WBA世界スーパーミドル級王座統一戦が19日(日本時間20日)、アメリカ・テキサス州のアラモドームで行われる。WBAミドル級スーパー王者のサウル・アルバレス(メキシコ)と同スーパーミドル級スーパー王者のカラム・スミス(イングランド)によるビッグマッチだ。2019年11月に4階級制覇を達成したカネロことアルバレスは、ボクシング界最強と評価されることも多々あり、アルバレス優位という声も聞かれる。果たしてスミスに勝機はあるのか。海外メディアではボクシング界の専門家たちによるスミス勝利へのカギが提言されている。
■命運を左右する約20センチのリーチ差
イギリスのボクシング専門誌「Boxing News」(電子版)では、「カラム・スミスがサウル・アルバレスを倒すためにできることは?」と題した記事のなかで、ボクサーや識者たちによる提言を掲載している。ロッキー・フィールディング(イングランド)やライアン・ローズ(イングランド)といった、アルバレスとの対戦経験がある選手もコメントを寄せており、スミスにとってはまさにこれ以上はないアドバイスといえるものだ。
各提言で共通しているのは、191センチというスミスの長身や、198センチのリーチを生かすべきという点だ。フィールディングは「動きを止めず、アウトボクシングに徹するべき。距離を保つように心がけろ」と、体格差を活用しての攻めを提言している。ローズも同意見となっており、「序盤は身長差やリーチを駆使して、距離をとっておく。カネロのミスショットを引き出して、カウンターを打ち込む。スミスとしては判定まで長引かせたくないだろうから、終盤でのTKOを狙ってくるだろう」という予想を披露している。
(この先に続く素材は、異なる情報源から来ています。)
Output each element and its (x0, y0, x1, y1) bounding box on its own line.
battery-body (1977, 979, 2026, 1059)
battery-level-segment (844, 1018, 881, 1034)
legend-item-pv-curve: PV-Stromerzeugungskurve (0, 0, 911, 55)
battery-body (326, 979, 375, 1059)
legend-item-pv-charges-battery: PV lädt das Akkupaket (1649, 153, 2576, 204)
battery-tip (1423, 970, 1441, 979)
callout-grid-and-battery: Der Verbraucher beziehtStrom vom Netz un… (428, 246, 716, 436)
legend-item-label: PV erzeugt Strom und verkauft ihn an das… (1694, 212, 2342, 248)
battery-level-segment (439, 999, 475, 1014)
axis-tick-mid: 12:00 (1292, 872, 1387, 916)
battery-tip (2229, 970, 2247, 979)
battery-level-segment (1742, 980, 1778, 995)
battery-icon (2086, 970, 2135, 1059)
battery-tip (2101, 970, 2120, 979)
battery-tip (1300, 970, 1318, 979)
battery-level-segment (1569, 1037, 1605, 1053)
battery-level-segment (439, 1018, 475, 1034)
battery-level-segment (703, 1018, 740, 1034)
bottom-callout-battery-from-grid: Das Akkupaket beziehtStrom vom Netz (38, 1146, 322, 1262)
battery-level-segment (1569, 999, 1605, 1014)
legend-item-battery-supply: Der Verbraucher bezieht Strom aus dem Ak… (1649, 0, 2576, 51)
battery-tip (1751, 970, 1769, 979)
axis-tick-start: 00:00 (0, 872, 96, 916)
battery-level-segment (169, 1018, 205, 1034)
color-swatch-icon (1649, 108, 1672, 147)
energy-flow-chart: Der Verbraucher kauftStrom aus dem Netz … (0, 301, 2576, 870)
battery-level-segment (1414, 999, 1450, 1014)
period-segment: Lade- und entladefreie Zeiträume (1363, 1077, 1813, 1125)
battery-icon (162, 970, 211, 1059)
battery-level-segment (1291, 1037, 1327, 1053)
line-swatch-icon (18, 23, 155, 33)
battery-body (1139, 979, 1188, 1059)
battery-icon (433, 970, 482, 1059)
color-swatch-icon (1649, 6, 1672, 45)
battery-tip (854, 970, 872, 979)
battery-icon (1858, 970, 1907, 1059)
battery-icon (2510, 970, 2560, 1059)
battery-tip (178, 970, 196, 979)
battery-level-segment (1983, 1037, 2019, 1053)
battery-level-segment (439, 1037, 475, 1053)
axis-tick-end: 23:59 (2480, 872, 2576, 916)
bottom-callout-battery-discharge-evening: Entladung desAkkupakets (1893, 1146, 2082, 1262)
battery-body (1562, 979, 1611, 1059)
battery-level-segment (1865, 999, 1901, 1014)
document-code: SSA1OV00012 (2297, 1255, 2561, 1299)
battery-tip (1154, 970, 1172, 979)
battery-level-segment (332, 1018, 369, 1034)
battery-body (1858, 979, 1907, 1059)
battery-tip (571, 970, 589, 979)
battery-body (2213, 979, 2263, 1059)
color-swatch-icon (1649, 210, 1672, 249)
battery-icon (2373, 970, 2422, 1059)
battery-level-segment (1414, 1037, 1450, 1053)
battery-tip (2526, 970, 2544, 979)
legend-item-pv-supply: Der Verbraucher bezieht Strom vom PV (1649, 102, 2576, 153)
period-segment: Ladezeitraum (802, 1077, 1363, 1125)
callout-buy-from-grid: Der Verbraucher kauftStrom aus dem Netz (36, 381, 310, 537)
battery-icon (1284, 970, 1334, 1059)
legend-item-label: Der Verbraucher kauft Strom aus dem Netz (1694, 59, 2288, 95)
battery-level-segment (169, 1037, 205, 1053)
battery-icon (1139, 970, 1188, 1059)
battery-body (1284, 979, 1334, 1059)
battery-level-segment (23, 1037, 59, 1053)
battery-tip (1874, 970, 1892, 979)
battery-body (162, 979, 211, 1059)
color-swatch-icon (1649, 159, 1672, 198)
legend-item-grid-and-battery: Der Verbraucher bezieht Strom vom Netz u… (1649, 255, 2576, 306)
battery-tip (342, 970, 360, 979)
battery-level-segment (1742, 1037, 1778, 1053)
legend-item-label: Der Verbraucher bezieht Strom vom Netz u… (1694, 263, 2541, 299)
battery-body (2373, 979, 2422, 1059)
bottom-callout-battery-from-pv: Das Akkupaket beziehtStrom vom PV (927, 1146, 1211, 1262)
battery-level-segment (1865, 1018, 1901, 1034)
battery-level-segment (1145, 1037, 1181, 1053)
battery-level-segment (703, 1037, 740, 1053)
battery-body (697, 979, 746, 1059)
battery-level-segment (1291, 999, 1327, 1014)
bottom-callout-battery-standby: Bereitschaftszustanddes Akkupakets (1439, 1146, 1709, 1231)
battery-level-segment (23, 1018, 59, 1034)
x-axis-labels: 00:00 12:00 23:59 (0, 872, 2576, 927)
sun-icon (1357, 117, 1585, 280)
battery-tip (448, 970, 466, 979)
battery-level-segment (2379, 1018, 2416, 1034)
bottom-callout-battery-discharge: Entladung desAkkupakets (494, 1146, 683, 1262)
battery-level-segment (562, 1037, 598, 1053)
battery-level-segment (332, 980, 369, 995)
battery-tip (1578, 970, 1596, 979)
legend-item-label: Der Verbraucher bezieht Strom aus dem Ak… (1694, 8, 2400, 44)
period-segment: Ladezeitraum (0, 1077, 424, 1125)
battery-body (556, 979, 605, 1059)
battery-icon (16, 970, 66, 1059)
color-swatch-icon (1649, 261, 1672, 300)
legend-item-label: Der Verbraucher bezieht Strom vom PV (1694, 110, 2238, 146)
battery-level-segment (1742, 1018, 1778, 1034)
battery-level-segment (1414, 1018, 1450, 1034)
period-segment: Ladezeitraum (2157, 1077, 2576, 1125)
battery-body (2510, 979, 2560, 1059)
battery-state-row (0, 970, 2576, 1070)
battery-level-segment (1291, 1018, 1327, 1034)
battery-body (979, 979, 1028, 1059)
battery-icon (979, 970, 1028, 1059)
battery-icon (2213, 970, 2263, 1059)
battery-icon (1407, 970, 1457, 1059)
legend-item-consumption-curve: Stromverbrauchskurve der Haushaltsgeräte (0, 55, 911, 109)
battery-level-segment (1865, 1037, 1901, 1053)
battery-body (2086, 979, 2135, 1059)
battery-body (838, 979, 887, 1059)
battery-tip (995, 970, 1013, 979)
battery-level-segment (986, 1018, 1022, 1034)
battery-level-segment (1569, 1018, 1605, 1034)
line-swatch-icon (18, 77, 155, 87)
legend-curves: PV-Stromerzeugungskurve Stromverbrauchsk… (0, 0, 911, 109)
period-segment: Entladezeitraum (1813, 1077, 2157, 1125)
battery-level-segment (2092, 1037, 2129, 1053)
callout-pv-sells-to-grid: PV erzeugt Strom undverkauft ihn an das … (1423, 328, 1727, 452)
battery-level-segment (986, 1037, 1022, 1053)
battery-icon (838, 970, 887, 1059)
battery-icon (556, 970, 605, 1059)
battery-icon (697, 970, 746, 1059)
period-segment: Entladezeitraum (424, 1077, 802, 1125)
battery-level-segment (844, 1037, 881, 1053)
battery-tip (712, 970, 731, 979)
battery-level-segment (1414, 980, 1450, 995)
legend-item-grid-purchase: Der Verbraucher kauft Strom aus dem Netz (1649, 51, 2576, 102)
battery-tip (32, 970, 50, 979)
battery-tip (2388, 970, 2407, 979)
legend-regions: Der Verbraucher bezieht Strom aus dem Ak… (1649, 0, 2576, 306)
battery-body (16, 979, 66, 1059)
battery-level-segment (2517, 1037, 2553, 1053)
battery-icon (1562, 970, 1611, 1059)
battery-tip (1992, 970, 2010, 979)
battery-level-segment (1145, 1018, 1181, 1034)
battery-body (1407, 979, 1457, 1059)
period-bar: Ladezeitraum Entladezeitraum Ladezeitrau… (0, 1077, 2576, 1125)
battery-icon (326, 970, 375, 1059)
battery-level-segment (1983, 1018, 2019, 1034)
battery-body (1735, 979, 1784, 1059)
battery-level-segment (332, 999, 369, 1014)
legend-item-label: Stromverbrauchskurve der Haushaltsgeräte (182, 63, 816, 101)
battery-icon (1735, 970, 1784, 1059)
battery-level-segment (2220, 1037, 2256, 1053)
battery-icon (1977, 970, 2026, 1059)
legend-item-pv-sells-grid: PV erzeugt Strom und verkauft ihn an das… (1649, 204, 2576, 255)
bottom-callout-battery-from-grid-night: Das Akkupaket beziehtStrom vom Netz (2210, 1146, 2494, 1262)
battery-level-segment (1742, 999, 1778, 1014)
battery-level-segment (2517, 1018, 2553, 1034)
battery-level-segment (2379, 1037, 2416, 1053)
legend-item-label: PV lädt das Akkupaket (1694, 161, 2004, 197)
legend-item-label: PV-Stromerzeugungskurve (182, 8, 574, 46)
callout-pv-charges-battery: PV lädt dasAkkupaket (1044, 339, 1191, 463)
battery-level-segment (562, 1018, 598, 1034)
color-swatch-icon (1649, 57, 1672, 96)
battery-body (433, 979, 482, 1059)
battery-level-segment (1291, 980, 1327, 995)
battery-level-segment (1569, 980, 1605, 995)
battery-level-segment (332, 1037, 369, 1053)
メキシカンボクサーならではの、インサイドでの強みと強烈な一打を兼ね備えているカネロの持ち味をいかに封じるか。スミスの勝機はこの1点にかかっていると言っても過言ではなさそうだ。北京五輪のボクシング銅メダリスト、トニー・ジェフリーズ(イングランド)も同記事にて「接近戦になれば(カネロの)強打が襲ってくる。カネロのスタイルを打ち破れる存在がいるとしたら、それこそカラム・スミスだろう」と語り、スミスに大きな期待を寄せている。
アルバレスは、アメリカの専門誌「The Ring」による全階級を通じてのランキング「パウンド・フォー・パウンド(PFP)」でも井上尚弥を抑えて現在1位に君臨。言うならば当代最強のボクサーだが、スミスもここまで27戦無敗、19KOの実力者でありタフな一戦になるのは間違いない。両者ともに1990年生まれ、同年代によるリーチ差約20センチの戦いの行方に注目したい。